Hightest : Bonjour Cyriaque ! Peux-tu te présenter ?

Cyriaque Delaveau : Je m’appelle Cyriaque Delaveau, j’ai 23 ans et je suis atteint d’une myopathie de Duchenne. Je suis actuellement à la fin de ma licence professionnelle MIAW. J’ai eu une scolarité tout à fait normale jusqu’en Seconde, puis en raison d’un souci de santé, j’ai terminé mes années de Lycée en service hospitalier. J’ai validé mon DUT MMI (Diplôme Universitaire de Technologie Métiers du Multimédia et de l’Internet) avant de quitter l’hôpital en Décembre 2022 pour entrer dans un foyer de vie pour adultes en situation de handicap.

Ma recherche d’entreprise pour mon alternance a été très compliquée, après une vingtaine de refus successifs, une seule entreprise à bien voulu me donner une chance. À vrai dire, j’ai songé à plusieurs reprises abandonner mais je m’étais fait une promesse à moi-même quand j’étais au collège, à savoir : intégrer une licence informatique par tous les moyens, et prouver qu’elles avaient tort à ma conseillère d’orientation et toutes les personnes qui m’ont imposé des filières administratives pour seul motif mon handicap, sans même prendre le temps d’écouter mes vœux d’orientation.

En 2019, j’ai perdu un peu de mobilité dans les mains et les doigts à cause de l’évolution de mon handicap, rendant impossible l’utilisation de mon ordinateur portable. J’ai rencontré Christelle, une employée de Mieux-Être (magasin de matériel médical), qui m’a présenté et fait essayer une commande oculaire me permettant d’utiliser mon PC avec le mouvement des yeux. Ça va faire maintenant 5 ans que j’utilise cette technologie au quotidien, l’apprentissage à était plutôt rapide et facile pour apprendre les fonctionnalités de base. Au bout de deux semaines, j’avais fait le tour de toutes les fonctionnalités et possibilités d’utilisation, mais même aujourd’hui, il m’arrive encore d’être surpris par les possibilités de cette technologie, notamment pour le dessin.

Hightest : Quelles technologies utilises-tu afin de développer sans clavier ni souris ?

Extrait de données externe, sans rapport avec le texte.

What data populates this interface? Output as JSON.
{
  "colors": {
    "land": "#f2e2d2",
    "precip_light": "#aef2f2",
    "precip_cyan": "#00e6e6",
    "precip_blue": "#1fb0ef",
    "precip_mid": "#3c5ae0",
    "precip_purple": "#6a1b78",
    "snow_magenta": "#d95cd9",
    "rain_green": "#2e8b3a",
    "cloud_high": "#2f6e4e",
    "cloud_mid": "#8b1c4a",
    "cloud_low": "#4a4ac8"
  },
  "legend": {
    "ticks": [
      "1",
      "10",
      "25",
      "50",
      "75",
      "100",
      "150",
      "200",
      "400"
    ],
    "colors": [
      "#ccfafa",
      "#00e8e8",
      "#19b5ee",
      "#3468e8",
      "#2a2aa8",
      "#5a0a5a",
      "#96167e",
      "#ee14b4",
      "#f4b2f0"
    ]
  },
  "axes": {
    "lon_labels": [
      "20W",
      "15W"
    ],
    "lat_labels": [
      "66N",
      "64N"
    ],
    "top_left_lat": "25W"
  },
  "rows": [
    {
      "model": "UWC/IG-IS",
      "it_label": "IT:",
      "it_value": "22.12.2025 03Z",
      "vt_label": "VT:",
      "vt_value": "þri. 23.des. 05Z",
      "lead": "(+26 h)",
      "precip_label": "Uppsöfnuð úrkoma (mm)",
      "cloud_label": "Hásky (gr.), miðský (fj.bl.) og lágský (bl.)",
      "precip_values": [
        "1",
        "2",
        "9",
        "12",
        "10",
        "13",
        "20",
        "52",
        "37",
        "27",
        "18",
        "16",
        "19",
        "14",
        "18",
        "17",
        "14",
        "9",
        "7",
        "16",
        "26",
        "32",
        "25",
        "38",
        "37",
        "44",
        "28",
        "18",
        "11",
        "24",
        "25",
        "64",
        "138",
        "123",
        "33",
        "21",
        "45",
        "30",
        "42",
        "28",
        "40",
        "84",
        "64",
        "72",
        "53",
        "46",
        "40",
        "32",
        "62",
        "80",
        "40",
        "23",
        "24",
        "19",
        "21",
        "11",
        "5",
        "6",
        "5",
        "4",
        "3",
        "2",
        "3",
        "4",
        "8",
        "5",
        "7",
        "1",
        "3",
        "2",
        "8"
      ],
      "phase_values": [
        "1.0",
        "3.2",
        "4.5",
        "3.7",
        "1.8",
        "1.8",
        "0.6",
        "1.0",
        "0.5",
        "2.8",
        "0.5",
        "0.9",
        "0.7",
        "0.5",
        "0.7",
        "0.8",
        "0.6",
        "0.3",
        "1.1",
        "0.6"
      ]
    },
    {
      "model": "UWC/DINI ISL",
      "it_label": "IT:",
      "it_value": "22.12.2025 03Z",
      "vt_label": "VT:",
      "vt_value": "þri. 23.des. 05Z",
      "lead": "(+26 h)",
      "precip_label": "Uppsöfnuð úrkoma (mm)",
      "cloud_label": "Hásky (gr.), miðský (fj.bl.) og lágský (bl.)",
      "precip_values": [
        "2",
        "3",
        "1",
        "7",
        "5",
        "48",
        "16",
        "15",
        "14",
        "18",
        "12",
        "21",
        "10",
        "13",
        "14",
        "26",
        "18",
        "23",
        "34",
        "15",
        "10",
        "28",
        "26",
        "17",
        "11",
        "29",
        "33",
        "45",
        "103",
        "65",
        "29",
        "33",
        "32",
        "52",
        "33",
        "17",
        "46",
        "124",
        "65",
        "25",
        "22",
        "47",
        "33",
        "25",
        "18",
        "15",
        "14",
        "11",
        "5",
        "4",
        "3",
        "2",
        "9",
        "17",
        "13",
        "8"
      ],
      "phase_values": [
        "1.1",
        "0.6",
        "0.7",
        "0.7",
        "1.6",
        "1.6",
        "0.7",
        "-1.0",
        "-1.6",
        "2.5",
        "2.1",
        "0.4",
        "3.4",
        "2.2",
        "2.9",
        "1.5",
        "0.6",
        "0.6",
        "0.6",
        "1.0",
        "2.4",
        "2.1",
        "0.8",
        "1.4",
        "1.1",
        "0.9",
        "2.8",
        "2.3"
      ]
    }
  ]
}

Cyriaque Delaveau : Pour développer sans clavier ni souris, j’utilise une commande oculaire, le Tobii PCEye 5, qui détecte les mouvements de mes yeux. Pendant l’installation, on crée un profil adapté à mes besoins : si je porte des lunettes ou des lentilles, la vitesse à laquelle je veux scroller, le temps que je dois fixer un point pour cliquer. Le PC Eye 5 remplace la souris et le clavier grâce au logiciel TD Control. En gros, je peux piloter tout mon ordinateur avec mes yeux, même si je porte des lunettes. Il est compact, super facile à installer avec un support aimanté, et il fonctionne sur les ordis et tablettes sous Windows 10 ou 11. Chaque utilisateur peut avoir ses réglages persos, comme la vitesse ou le mode d’activation. Il est même compatible avec Windows Hello, donc je peux déverrouiller mon ordi juste avec mes yeux. Si besoin, je peux ajouter des logiciels comme Track and Learn pour enregistrer les mouvements des yeux. Grâce à cet outil, je peux coder, naviguer et utiliser mon ordi facilement, même sans clavier ni souris.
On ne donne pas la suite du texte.